Almost as though watching from a distance, Dylan saw himself raise one arm, saw himself hold up one hand as if to stop not just the bullet but also the merciless march of time.

The crack! of the shot was louder than he had expected it to be, as loud as Heaven splitting open to bring forth judgment on the Day.

35

Perhaps he imagined that he felt the bullet passing through him, but when he turned in horror toward his beloved mother, he could have described in intimate detail the shape, texture, weight, and heat of the round that killed her. And he felt bullet-punched, pierced, not when the slug hissed through him, but when he saw her falling, and saw her face clenched in shock, in pain.

Dylan knelt before her, desperate with the need to hold her, to comfort his mother in her last seconds of life, but here in her time, he had less substance than a ghost of a ghost.

From where she lay, she gazed directly through Dylan toward ten-year-old Shep. Fifteen feet away, the boy stood slump-shouldered, his head half bowed. Though he didn’t approach his mother, he met her gaze with a rare directness.

By the look of him, this younger Shep either didn’t understand fully what he had just seen or understood too well and was in shock. He stood motionless. He said nothing, nor did he cry.

Over near Blair’s favorite armchair, Jilly embraced the older Shepherd, who did not shrink from the hug as usually he would have done. She kept him turned away from the sight of his mother, but she regarded Dylan with an anguish and a sympathy that proved she had ceased to be a stranger and had become, in less than twenty-four hours, part of their family.

Staring through Dylan at young Shep, their mother said, ‘It’s okay, sweetheart. You’re not alone. Never alone. Dylan will always take care of you.’

In the story of her life, Death placed his comma, and she was gone.

‘I love you,’ Dylan said to her, the doubly dead, speaking across the river of the past ten years and across that other river that has an even more distant shore than the banks of time.

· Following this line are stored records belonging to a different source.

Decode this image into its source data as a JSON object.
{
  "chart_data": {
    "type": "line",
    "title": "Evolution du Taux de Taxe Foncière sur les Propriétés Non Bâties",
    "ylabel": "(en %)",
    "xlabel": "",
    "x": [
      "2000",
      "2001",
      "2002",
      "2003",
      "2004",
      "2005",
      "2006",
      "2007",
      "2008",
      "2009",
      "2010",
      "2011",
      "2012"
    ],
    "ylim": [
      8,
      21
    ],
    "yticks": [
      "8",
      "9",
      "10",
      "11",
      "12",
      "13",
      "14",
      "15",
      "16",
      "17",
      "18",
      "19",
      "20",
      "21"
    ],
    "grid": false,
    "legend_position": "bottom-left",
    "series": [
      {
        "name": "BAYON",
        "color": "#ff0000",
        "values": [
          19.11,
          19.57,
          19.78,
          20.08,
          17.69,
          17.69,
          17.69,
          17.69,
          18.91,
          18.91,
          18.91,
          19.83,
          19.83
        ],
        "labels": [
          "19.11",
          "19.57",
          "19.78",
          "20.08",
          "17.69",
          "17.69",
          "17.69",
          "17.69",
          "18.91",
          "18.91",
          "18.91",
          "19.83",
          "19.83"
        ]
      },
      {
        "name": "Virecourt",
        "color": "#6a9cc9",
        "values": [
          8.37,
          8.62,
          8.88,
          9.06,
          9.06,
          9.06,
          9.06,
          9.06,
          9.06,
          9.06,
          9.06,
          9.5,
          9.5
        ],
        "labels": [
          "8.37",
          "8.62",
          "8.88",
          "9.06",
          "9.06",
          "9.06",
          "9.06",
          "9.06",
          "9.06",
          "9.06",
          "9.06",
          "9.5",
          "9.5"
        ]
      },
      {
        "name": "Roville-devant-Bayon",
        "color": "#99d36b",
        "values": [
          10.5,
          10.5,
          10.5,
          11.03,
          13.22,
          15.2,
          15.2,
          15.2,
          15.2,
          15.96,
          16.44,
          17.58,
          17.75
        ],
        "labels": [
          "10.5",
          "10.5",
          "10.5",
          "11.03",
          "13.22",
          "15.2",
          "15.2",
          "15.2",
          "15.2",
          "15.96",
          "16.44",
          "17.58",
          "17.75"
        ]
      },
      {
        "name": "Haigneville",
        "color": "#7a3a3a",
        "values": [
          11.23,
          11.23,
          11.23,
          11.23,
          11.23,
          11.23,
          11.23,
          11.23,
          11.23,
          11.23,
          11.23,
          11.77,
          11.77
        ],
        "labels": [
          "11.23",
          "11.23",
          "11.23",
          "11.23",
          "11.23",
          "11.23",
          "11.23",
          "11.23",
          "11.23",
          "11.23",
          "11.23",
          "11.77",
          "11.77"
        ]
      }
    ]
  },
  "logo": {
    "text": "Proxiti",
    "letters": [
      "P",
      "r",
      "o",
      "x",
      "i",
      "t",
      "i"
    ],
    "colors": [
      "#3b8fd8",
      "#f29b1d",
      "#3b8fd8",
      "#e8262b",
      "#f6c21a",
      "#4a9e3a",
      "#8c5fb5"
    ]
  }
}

Although he’d been shaken to his deepest foundations by bearing witness to her death, he had been equally shaken by her final words: You’re not alone. Never alone. Dylan will always take care of you.

He was deeply moved to hear her express such confidence in his character as a brother and as a man.

Yet he trembled when he thought of the nights he had lain awake, emotionally exhausted from a difficult day with Shepherd, stewing in self-pity. Discouragement – at worst, despondency – had been as close as he’d ever gotten to despair; but in those darker moments, he’d argued with himself that Shep would be better off in what the masters of euphemism called ‘a loving, professional-care environment.’

He knew there would have been no shame in finding a first-rate facility for Shep, and knew also that his commitment to his brother came at a cost to his own happiness that psychologists would declare indicative of an emotional disorder. In truth he regretted this life of service at some point every day, and he supposed that in his old age he might feel bitterly that he had wasted too many years.